Antaeotricha basilaris

Scientific classification
- Kingdom: Animalia
- Phylum: Arthropoda
- Clade: Pancrustacea
- Class: Insecta
- Order: Lepidoptera
- Family: Depressariidae
- Genus: Antaeotricha
- Species: A. basilaris
- Binomial name: Antaeotricha basilaris (Busck, 1914)
- Synonyms: Stenoma basilaris Busck, 1914;

= Antaeotricha basilaris =

- Authority: (Busck, 1914)
- Synonyms: Stenoma basilaris Busck, 1914

Species of moth in genus Antaeotricha

Antaeotricha basilaris is a moth in the family Depressariidae. It was described by August Busck in 1914. It is found in Panama.

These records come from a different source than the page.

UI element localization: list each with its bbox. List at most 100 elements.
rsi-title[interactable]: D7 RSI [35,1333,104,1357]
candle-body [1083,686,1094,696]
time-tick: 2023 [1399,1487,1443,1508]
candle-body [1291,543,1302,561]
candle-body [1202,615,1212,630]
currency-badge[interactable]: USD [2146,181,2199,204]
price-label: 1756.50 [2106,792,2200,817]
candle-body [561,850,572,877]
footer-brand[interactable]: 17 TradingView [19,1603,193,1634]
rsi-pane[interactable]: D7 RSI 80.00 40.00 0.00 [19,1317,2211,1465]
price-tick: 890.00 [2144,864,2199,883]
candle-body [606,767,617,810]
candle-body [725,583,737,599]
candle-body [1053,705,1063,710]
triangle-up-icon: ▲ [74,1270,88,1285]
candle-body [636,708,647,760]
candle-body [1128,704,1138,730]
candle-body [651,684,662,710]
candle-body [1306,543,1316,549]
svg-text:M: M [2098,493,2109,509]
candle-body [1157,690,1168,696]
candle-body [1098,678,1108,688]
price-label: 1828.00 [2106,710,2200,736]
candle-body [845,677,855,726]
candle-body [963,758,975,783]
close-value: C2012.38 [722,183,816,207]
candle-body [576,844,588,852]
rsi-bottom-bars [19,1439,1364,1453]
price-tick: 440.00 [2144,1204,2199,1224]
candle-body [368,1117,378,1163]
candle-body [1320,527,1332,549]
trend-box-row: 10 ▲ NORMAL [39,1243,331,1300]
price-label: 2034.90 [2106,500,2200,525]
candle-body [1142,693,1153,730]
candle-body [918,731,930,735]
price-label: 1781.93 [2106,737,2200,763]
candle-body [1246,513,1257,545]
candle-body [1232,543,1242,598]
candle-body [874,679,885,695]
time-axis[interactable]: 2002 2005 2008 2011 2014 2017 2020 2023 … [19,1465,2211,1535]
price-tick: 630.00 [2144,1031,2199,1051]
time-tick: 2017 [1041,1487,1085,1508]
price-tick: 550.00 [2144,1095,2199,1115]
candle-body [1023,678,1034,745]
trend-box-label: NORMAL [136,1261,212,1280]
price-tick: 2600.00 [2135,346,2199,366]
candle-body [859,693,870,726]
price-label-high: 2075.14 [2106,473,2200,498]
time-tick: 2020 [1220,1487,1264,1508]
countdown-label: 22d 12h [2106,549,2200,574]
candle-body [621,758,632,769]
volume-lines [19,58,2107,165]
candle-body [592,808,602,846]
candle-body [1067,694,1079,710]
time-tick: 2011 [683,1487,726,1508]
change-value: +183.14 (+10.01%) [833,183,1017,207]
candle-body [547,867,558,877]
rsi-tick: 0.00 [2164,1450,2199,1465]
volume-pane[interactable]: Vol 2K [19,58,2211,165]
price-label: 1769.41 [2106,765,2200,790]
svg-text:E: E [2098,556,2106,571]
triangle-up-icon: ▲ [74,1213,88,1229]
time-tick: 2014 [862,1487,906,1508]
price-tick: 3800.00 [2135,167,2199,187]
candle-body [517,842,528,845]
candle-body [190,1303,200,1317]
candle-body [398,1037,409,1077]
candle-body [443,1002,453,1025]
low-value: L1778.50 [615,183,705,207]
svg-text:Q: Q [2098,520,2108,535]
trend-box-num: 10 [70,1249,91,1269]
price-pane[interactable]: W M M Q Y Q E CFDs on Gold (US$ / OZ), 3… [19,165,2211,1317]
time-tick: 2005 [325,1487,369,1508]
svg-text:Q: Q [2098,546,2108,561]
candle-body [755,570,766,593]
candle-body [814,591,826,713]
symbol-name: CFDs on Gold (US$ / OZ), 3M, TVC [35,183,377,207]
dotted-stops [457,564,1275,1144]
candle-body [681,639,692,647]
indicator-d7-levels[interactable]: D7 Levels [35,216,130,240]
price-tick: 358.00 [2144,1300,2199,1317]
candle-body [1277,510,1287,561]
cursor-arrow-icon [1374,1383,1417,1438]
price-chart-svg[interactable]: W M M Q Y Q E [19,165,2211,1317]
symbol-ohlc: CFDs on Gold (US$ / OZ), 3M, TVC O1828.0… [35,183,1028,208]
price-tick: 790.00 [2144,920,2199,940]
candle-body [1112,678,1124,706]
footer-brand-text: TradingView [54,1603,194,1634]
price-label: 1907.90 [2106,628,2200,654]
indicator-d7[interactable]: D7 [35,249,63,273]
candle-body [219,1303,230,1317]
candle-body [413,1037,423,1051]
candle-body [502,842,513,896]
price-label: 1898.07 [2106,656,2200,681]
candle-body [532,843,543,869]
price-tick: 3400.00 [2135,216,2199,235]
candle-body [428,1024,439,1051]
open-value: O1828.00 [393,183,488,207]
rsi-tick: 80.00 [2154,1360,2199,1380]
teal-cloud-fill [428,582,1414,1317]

The wingspan is 16–18 mm. The forewings are white, overlaid with dark and light grey on the dorsal half, the costal half mostly white and the base of the costal edge and a short streak at the costal fourth black. There is a small black streak on the costa at the apical third and a prominent, oval black spot at the end of the cell, followed by a very irregular and inconspicuous blackish zigzag line across the wing. At the apical fourth is a narrow white transverse fascia and around the apical and terminal edges a marginal series of blackish brown dots. The hindwings are light fuscous.